La ceguera que Michele tenía contigo se rompió cuando empezó a ir al colegio. Para el día de San José la maestra invitó a los niños a hacer un dibujo como regalo a papá y les pidió que lo comentaran con una frase bonita. Michele estaba nerviosísimo con la idea de entregártelo. En cuanto te sentaste a la mesa, se te acercó y te lo ofreció con las dos manos, los ojos luminosos de alegría. Sobre el papel había manchas irregulares color pastel que se difuminaban armónicamente una en la otra. Bajo el dibujo, a lápiz y con mayúsculas, había escrito: «VIVA PAPÁ.»
«Ah, gracias», dijiste cogiéndolo. Luego empezaste a darle vueltas para observarlo desde todos los puntos de vista.
«¿Qué es? ¿Una casita, un paisaje? No se sabe qué es. Parece una chapuza, ¿no?»
Lo apoyaste en la mesa y empezaste a comer con el apetito de siempre. Michele se sentó en su sitio, tenía los espaguetis delante y dos pequeñas lágrimas le bajaban por las mejillas. Cuando acabaste tu plato, te diste cuenta de que el suyo estaba lleno.
«¡Come!», le gritaste. «¿Quieres seguir siendo un enano?»
Él, con la mirada baja, movió la cabeza.
Repetiste «come» tres o cuatro veces. A la quinta, te levantaste bruscamente, tu vaso se derramó y el vino tinto cubrió gran parte del dibujo. Con una mano cogiste el tenedor, con la otra le apretaste el cuello. Buscando aire, el niño abrió la boca y tú aprovechaste para meterle los espaguetis en la garganta.
Desde ese día no te esperó más detrás de la puerta. En vez de preguntarme cuándo llegabas, apenas oía tus pasos corría a esconderse.

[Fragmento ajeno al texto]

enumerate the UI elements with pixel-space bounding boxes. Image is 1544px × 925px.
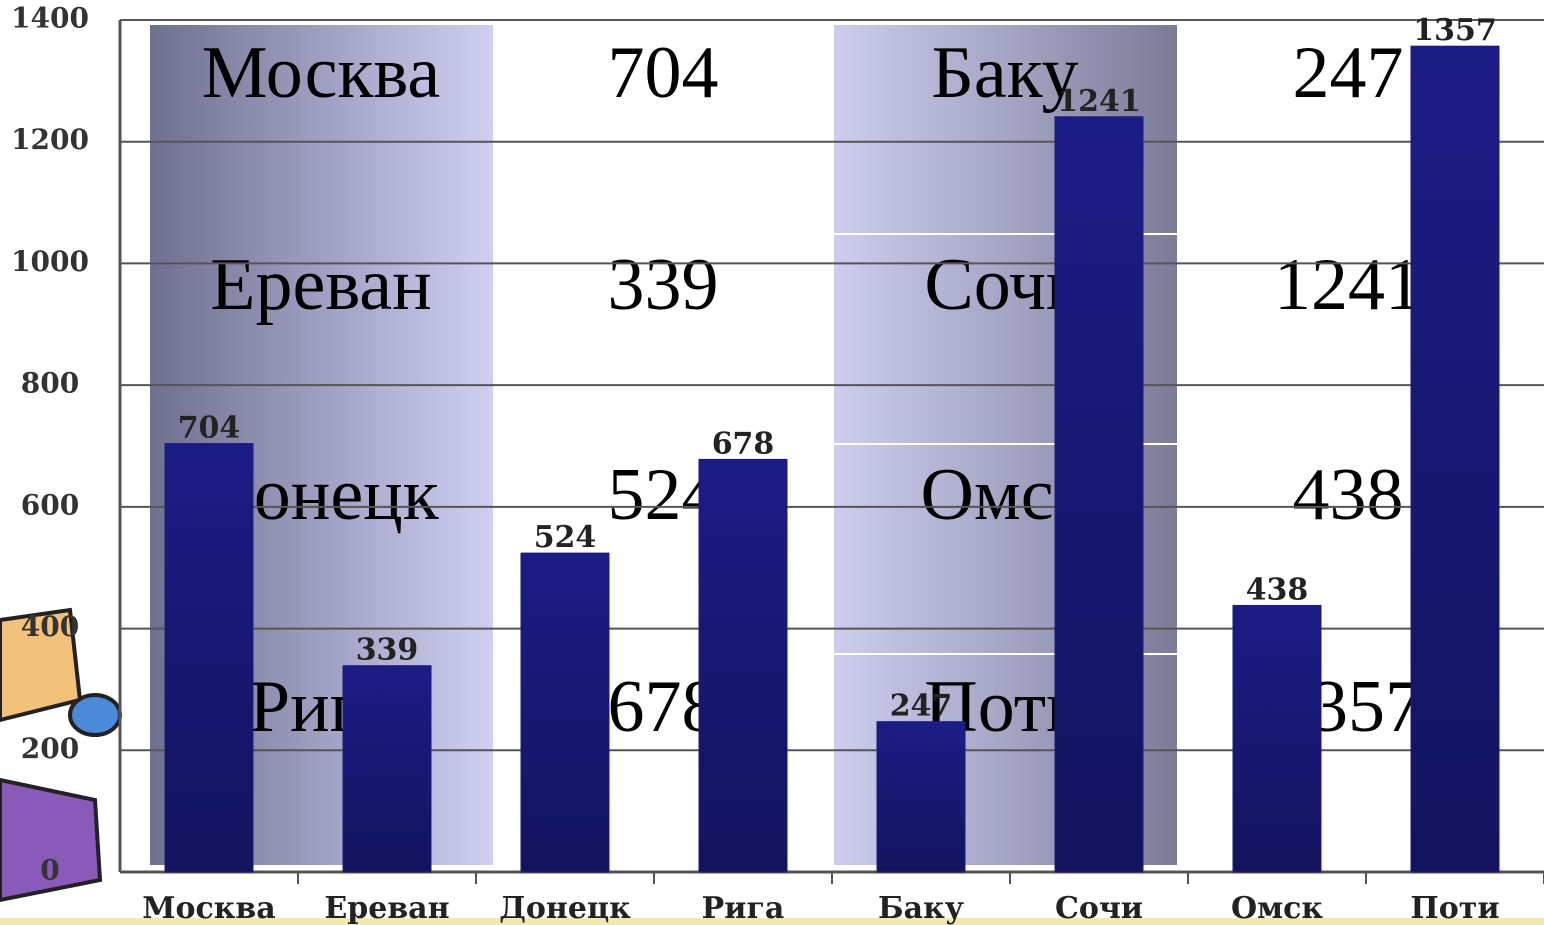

Cuanto más débil lo veías, cuanto más asustado, más crecía en ti el rencor. «Un ectoplasma», gritabas. «Tengo que tener en casa un ectoplasma.» Cuando te lo encontrabas por la casa, le decías: «¿No te da vergüenza? Andas como una hembra.»
Una vez Laura intentó defenderlo: «¿Qué tiene de malo andar como una hembra?»
«No te permito que te metas en esto», le gritaste, pegándole un puñetazo a la puerta.
¡Pobre Laura! No tenía un mundo interior tan grande como el de Michele, pero tenía el mismo tipo de inseguridad. Vacilaba entre una madre incapaz de defenderla y un padre que gritaba casi siempre.